Subject: Re: Please Revert newlock2
To: Bucky Katz <email@example.com>
From: Thor Lancelot Simon <firstname.lastname@example.org>
Date: 02/20/2007 23:44:44
On Tue, Feb 20, 2007 at 07:32:17PM -0800, Bucky Katz wrote:
> Simon Burge <simonb@NetBSD.org> writes:
> > Bucky Katz wrote:
> >> Simon Burge <simonb@NetBSD.org> writes:
> > What I meant with "... all of ..." was you didn't respond to any of
> > the reasons that Andy mentioned as to _why_ he didn't pursue SA any
> > longer and switched to a 1:1 model. You did reply to the rest of
> > his message.
> Since I haven't asked him to abandon 1:1, I didn't think there was
> anything there to respond to.
But putting the old SA code back into the kernel essentially means
abandoning all of the newlock2 work, because the old SA code has (among
other things) severe locking issues in its memory allocation (look at it;
they're obvious) and is unreasonably incestuous with the scheduler, as
well. Other changes in newlock2 that aren't reasonable to back out if
we want modern synchronization in our kernel and reasonable performance
on multiprocessors conflict with the way the old SA implementation was;
and nobody appears to want to rework SA -- not its author, not any of
the developers who previously contributed to it in any substantial way,
and (please correct me if I'm wrong) not even you.

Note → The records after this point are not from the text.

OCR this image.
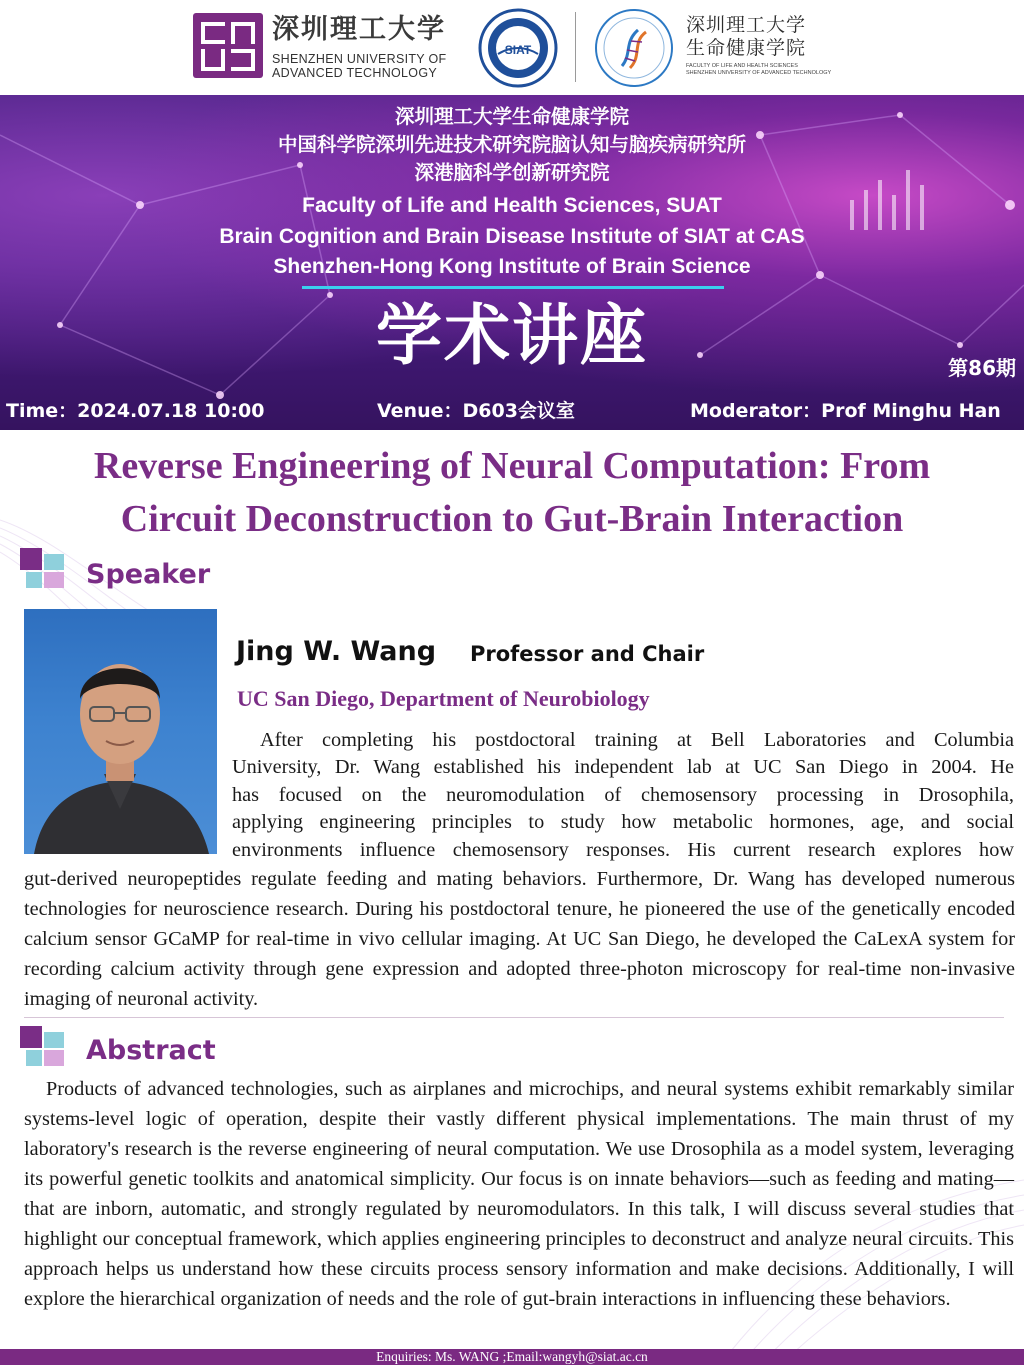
深圳理工大学
SHENZHEN UNIVERSITY OF
ADVANCED TECHNOLOGY
SIAT
深圳理工大学
生命健康学院
FACULTY OF LIFE AND HEALTH SCIENCES
SHENZHEN UNIVERSITY OF ADVANCED TECHNOLOGY
深圳理工大学生命健康学院
中国科学院深圳先进技术研究院脑认知与脑疾病研究所
深港脑科学创新研究院
Faculty of Life and Health Sciences, SUAT
Brain Cognition and Brain Disease Institute of SIAT at CAS
Shenzhen-Hong Kong Institute of Brain Science
学术讲座	第86期
Time：2024.07.18 10:00	Venue：D603会议室	Moderator：Prof Minghu Han
Reverse Engineering of Neural Computation: From
Circuit Deconstruction to Gut-Brain Interaction
Speaker
Jing W. Wang Professor and Chair
UC San Diego, Department of Neurobiology
After completing his postdoctoral training at Bell Laboratories and Columbia
University, Dr. Wang established his independent lab at UC San Diego in 2004. He
has focused on the neuromodulation of chemosensory processing in Drosophila,
applying engineering principles to study how metabolic hormones, age, and social
environments influence chemosensory responses. His current research explores how
gut-derived neuropeptides regulate feeding and mating behaviors. Furthermore, Dr. Wang has developed numerous technologies for neuroscience research. During his postdoctoral tenure, he pioneered the use of the genetically encoded calcium sensor GCaMP for real-time in vivo cellular imaging. At UC San Diego, he developed the CaLexA system for recording calcium activity through gene expression and adopted three-photon microscopy for real-time non-invasive imaging of neuronal activity.
Abstract
Products of advanced technologies, such as airplanes and microchips, and neural systems exhibit remarkably similar systems-level logic of operation, despite their vastly different physical implementations. The main thrust of my laboratory's research is the reverse engineering of neural computation. We use Drosophila as a model system, leveraging its powerful genetic toolkits and anatomical simplicity. Our focus is on innate behaviors—such as feeding and mating—that are inborn, automatic, and strongly regulated by neuromodulators. In this talk, I will discuss several studies that highlight our conceptual framework, which applies engineering principles to deconstruct and analyze neural circuits. This approach helps us understand how these circuits process sensory information and make decisions. Additionally, I will explore the hierarchical organization of needs and the role of gut-brain interactions in influencing these behaviors.
Enquiries: Ms. WANG ;Email:wangyh@siat.ac.cn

Since nobody wants
to do this work, this option would seem guaranteed to leave either SA
or newlock2 broken forever.
Assuming the people trying to fix the ARM ports can get them to where
your hardware works again, some kind of benchmark showing the degradation
in the metrics you care about most might help show what needs to be done,
and how urgently, to restore performance for your application.